Marcus Closen   Marcus Closen is a PhD Student in the Department of Political Science at the University of Toronto. He recently completed his master’s degree in political studies at the University of Manitoba, with a thesis entitled Unelected Upper Chambers in Commonwealth Parliaments. His research at the University of Toronto explores representation through constitutions and political institutions within the contexts of Canadian and comparative politics. He has been with Mamawipawin since 2018, and has engaged in research across several projects as well as fieldwork in Australia. Prior to joining Mamawipawin, Marcus worked in the Faculty of Arts Dean’s Office as communications support staff.

Reseachers

Roxana Akhmetova  

Roxana Akhmetova completed her master’s degree in Political Studies in 2019 under the supervision of Dr. Kiera Ladner. Roxana’s master’s thesis focused on the role of recent newcomers to Canada in the reconciliation movement and on newcomer education about Indigenous peoples, their cultures, and histories. Roxana’s academic interests include exploring how newcomers to Canada can be better educated about Indigenous peoples and the reconciliation movement, as well as irregular migration across the Canada-U.S. border. In October 2019, Roxana will pursue M.Sc. in Migration Studies at the University of Oxford.

 Micheline Hughes  

Micheline Hughes is a member of the Cape Sable Island Wampanoag of the Sou'West Nova Métis Council. She is a Ph.D. candidate in the Department of Native Studies and a Research Fellow at St. John’s College. She has been a Research Assistant at Mamawipawin since 2015. Her doctoral work focuses on the power of stories and Mi’kmaw Catholicism.

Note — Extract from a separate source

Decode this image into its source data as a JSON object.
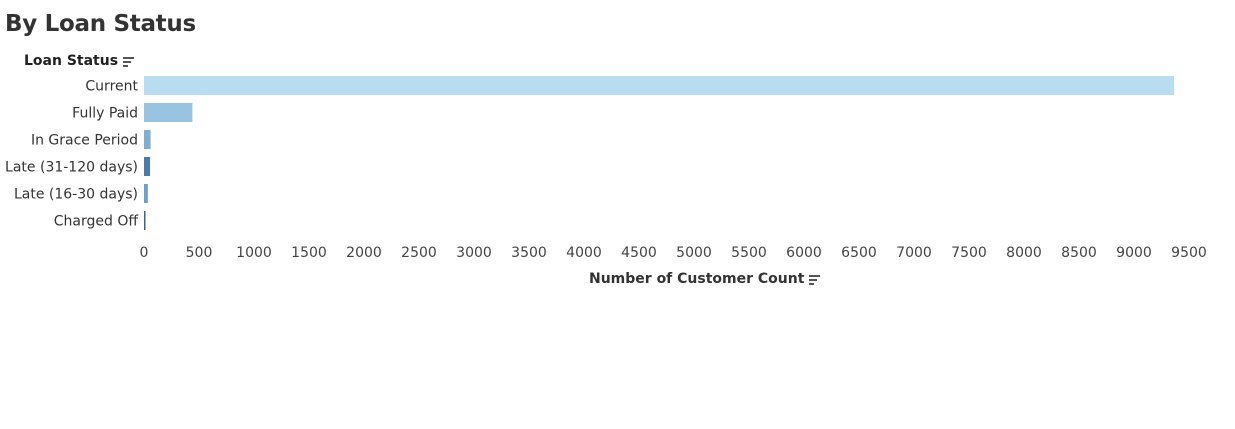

Alannah McKay   Alannah Mckay is an AnishinaabeKwe & Ininiwi Iskwew from Berens River Manitoba and Muskrat Dam Ontario, raised in Treaty 1 territory. Alannah is pursuing an advanced undergraduate degree majoring in Native Studies, minoring in Sociology and Criminology.
 Dane Monkman   Dane Monkman (Giizhebaabi Migizii) is a Cree and Anishinaabe individual and member of Peguis First Nation who was raised in the Canadian north on the Great Slave Lake and the lands of the Deh Cho Dene peoples. He is currently entering a Master of Arts program at the University of Manitoba in the department of Political Studies in the area of Indigenous governance and Treaties. He has been a member of Mamawipawin since 2018.

 

 

 

Administrative Support

 Kyla Shead   Kyla Shead provides administrative support to Mamawipawin and the work of the Canada Research Chair in Miyo we'citowin, Indigenous Governance and Digital Sovereignties. Kyla also works in the Women’s and Gender Studies and Labour Studies programs in the Faculty of Arts at the University of Manitoba.